The pro-unification New Party yesterday vowed to pursue grass-roots actions to push for the opening up of Taiwan to China on all fronts to build a “new China where people enjoy freedom, democracy and equal prosperity,” as New Party Chairman Yok Mu-ming (郁慕明) announced the party was leaving the pan-blue camp.
“We must end the vicious infighting between the blue and green camps to revive Taiwan’s economy and rid ourselves of the fears, aversion — or even antagonism — toward the Chinese Communist Party [CCP] to create a good future for our descendants,” Yok said.
The New Party has decided to set the ball rolling for the return of political parties in the red, blue and green camp “to orthodox Chinese culture,” thus earning a spot on the world stage, he said.

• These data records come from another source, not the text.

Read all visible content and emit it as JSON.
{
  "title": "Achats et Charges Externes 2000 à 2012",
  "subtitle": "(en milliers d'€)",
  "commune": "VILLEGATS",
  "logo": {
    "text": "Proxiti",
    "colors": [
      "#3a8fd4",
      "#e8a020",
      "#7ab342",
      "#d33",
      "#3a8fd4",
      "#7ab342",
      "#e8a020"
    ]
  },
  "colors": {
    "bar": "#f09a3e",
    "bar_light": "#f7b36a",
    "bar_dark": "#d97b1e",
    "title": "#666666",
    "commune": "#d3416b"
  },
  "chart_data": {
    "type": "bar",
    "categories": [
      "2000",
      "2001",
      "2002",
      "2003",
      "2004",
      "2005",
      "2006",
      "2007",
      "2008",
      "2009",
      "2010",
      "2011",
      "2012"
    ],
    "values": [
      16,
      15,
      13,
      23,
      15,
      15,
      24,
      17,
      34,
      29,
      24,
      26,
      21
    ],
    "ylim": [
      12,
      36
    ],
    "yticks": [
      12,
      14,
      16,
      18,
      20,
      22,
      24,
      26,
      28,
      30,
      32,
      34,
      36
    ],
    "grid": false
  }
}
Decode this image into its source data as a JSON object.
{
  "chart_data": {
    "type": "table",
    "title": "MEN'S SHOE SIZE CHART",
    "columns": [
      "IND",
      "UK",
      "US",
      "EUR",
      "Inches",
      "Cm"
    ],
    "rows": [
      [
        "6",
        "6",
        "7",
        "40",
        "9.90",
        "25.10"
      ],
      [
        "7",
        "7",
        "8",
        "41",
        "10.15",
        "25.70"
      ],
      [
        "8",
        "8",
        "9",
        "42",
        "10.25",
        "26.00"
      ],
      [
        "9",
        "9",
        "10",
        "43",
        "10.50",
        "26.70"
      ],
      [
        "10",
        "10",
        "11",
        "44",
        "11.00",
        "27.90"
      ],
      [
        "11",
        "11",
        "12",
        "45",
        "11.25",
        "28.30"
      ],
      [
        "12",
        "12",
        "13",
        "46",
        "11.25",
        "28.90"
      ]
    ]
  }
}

Speaking at a press conference, Yok made six proposals to open up the nation to China: eliminate legal discrimination against Chinese in Taiwan, lift bans on investments by China in construction engineering to strengthen local infrastructure, allow Chinese-funded enterprises into Taiwan, recruit Chinese professionals, grant landing rights to Chinese media and initiate political talks with Beijing to create mutual military trust.
President Ma Ying-jeou (馬英九) can only establish a lasting legacy when he negotiates a cross-strait peace treaty and truce agreement, he said.

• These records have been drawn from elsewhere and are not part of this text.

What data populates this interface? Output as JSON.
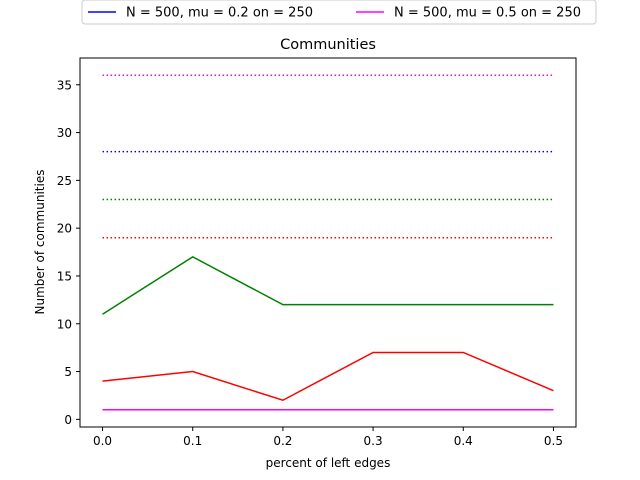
{
  "chart_data": {
    "type": "line",
    "title": "Communities",
    "xlabel": "percent of left edges",
    "ylabel": "Number of communities",
    "xlim": [
      -0.025,
      0.525
    ],
    "ylim": [
      -0.8,
      37.8
    ],
    "xticks": [
      0.0,
      0.1,
      0.2,
      0.3,
      0.4,
      0.5
    ],
    "xtick_labels": [
      "0.0",
      "0.1",
      "0.2",
      "0.3",
      "0.4",
      "0.5"
    ],
    "yticks": [
      0,
      5,
      10,
      15,
      20,
      25,
      30,
      35
    ],
    "ytick_labels": [
      "0",
      "5",
      "10",
      "15",
      "20",
      "25",
      "30",
      "35"
    ],
    "grid": false,
    "legend_placement": "above the plot, outside the axes",
    "x": [
      0.0,
      0.1,
      0.2,
      0.3,
      0.4,
      0.5
    ],
    "series": [
      {
        "name": "N = 500, mu = 0.2 on = 250",
        "color": "#0000ff",
        "style": "solid",
        "values": [
          1,
          1,
          1,
          1,
          1,
          1
        ]
      },
      {
        "name": "N = 500, mu = 0.5 on = 250",
        "color": "#ff00ff",
        "style": "solid",
        "values": [
          1,
          1,
          1,
          1,
          1,
          1
        ]
      },
      {
        "color": "#008000",
        "style": "solid",
        "values": [
          11,
          17,
          12,
          12,
          12,
          12
        ]
      },
      {
        "color": "#ff0000",
        "style": "solid",
        "values": [
          4,
          5,
          2,
          7,
          7,
          3
        ]
      },
      {
        "color": "#ff00ff",
        "style": "dotted",
        "values": [
          36,
          36,
          36,
          36,
          36,
          36
        ]
      },
      {
        "color": "#0000ff",
        "style": "dotted",
        "values": [
          28,
          28,
          28,
          28,
          28,
          28
        ]
      },
      {
        "color": "#008000",
        "style": "dotted",
        "values": [
          23,
          23,
          23,
          23,
          23,
          23
        ]
      },
      {
        "color": "#ff0000",
        "style": "dotted",
        "values": [
          19,
          19,
          19,
          19,
          19,
          19
        ]
      }
    ],
    "legend": [
      {
        "label": "N = 500, mu = 0.2 on = 250",
        "color": "#0000ff"
      },
      {
        "label": "N = 500, mu = 0.5 on = 250",
        "color": "#ff00ff"
      }
    ]
  }
}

The New Party used to support Chinese Nationalist Pary (KMT) candidates in elections “out of fear that the Democratic Progressive Party (DPP) would regain power, but we have to get rid of this complex and work with those who support our party’s views,” Yok said.

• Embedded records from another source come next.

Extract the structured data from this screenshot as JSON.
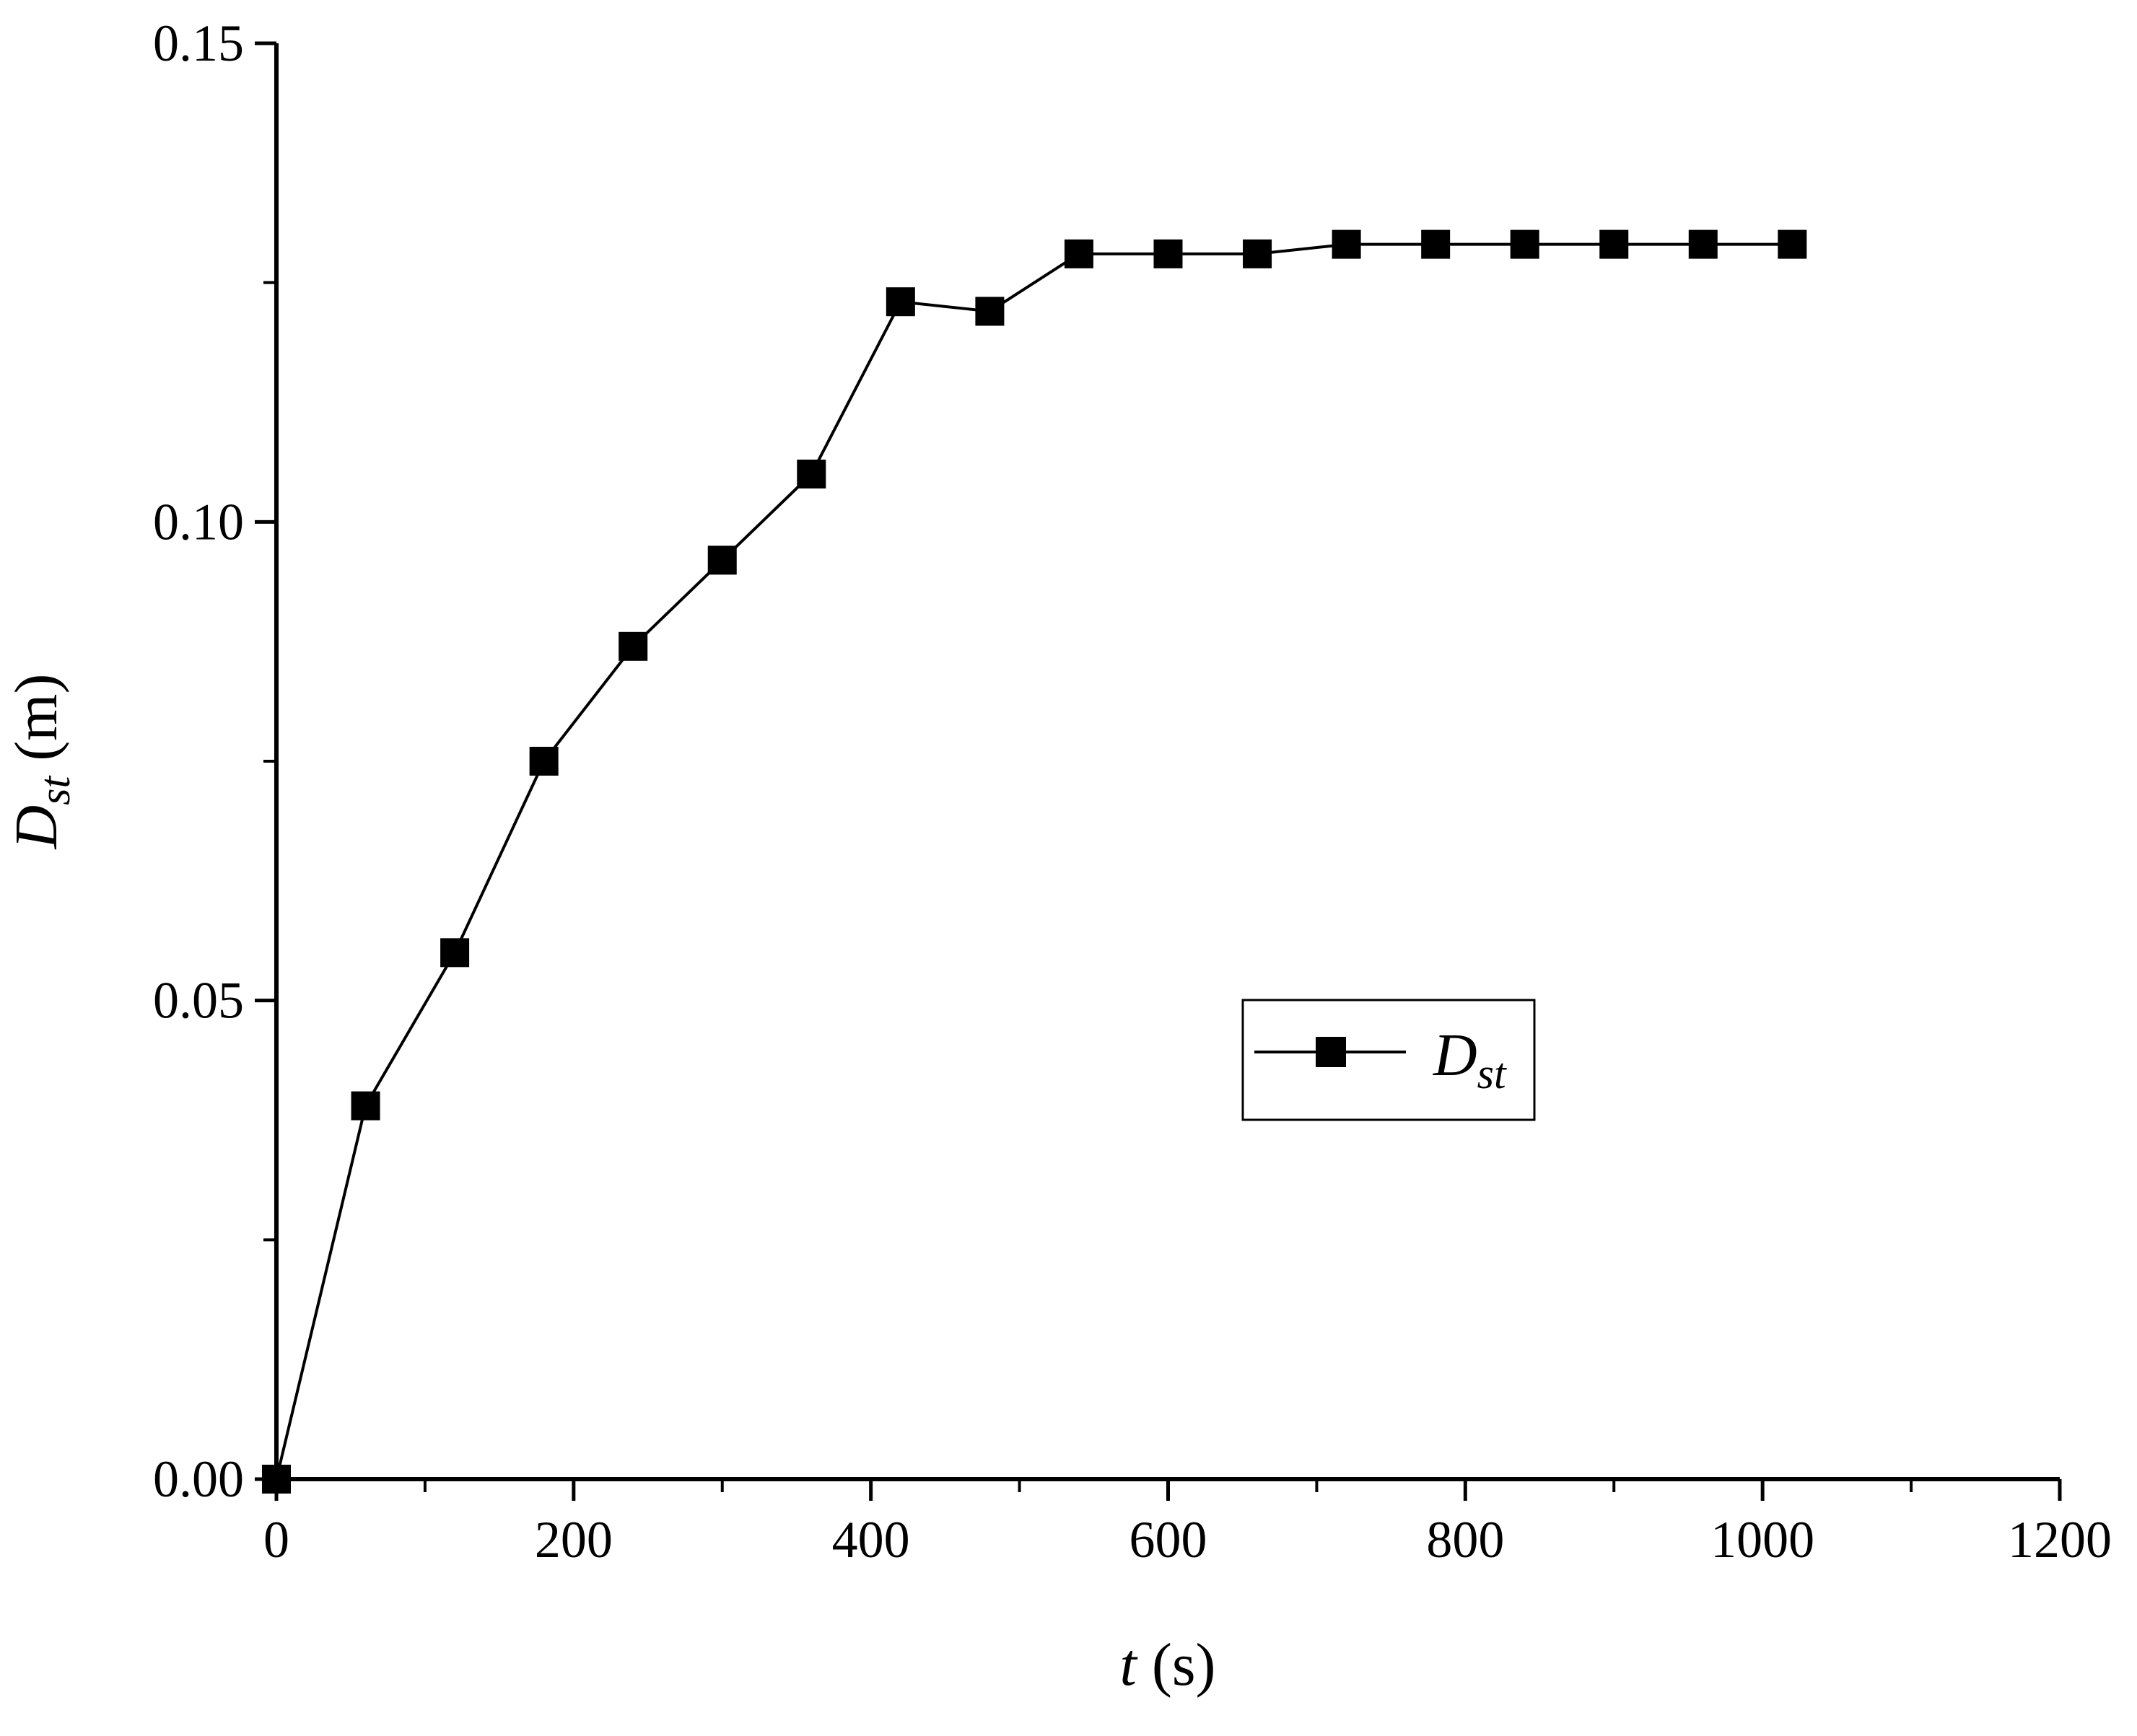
{
  "chart_data": {
    "type": "line",
    "title": "",
    "xlabel": {
      "var": "t",
      "unit": " (s)"
    },
    "ylabel": {
      "var": "D",
      "sub": "st",
      "unit": " (m)"
    },
    "xlim": [
      0,
      1200
    ],
    "ylim": [
      0,
      0.15
    ],
    "xticks": [
      "0",
      "200",
      "400",
      "600",
      "800",
      "1000",
      "1200"
    ],
    "yticks": [
      "0.00",
      "0.05",
      "0.10",
      "0.15"
    ],
    "grid": false,
    "legend_position": "center-right",
    "series": [
      {
        "name": {
          "var": "D",
          "sub": "st"
        },
        "marker": "square",
        "color": "#000000",
        "x": [
          0,
          60,
          120,
          180,
          240,
          300,
          360,
          420,
          480,
          540,
          600,
          660,
          720,
          780,
          840,
          900,
          960,
          1020
        ],
        "y": [
          0.0,
          0.039,
          0.055,
          0.075,
          0.087,
          0.096,
          0.105,
          0.123,
          0.122,
          0.128,
          0.128,
          0.128,
          0.129,
          0.129,
          0.129,
          0.129,
          0.129,
          0.129
        ]
      }
    ]
  }
}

Praising former DPP chairman Frank Hsieh (謝長廷), who recently made a landmark trip to Beijing, Yok said he “very much agreed with” the remarks Hsieh made in China.
“Hsieh more or less repeated the New Party’s positions. We are all Chinese. Both sides of the Taiwan Strait belong to one family and have brotherhood relations,” he said.
Yok said he was willing to meet Hsieh, DPP Chairman Su Tseng-chang (蘇貞昌) and former DPP chairperson Tsai Ing-wen (蔡英文) to exchange ideas as long as they moved in broadly the same direction, despite differences in envisioning the future for cross-strait relations.
The New Party had high hopes of Ma, but the president has neglected to listen to his supporters, instead yielding to the opposition parties.
Of course, when the opposition parties make positive suggestions, Ma should take their advice, but when they adopt a policy of blind opposition, the president has shown that he lacks the bravery and courage to challenge them, Yok said.
“Ma has been underperforming in recent years. It would be irresponsible of the New Party to remain in the blue camp,” he said.
New Party Secretary-General Lee Sheng-feng (李勝峰) said that the party will definitely be present in the 2014 seven-in-one local elections.
Hsieh’s office spokesman, Lin He-ming (林鶴明), said the office had no comment for the time being.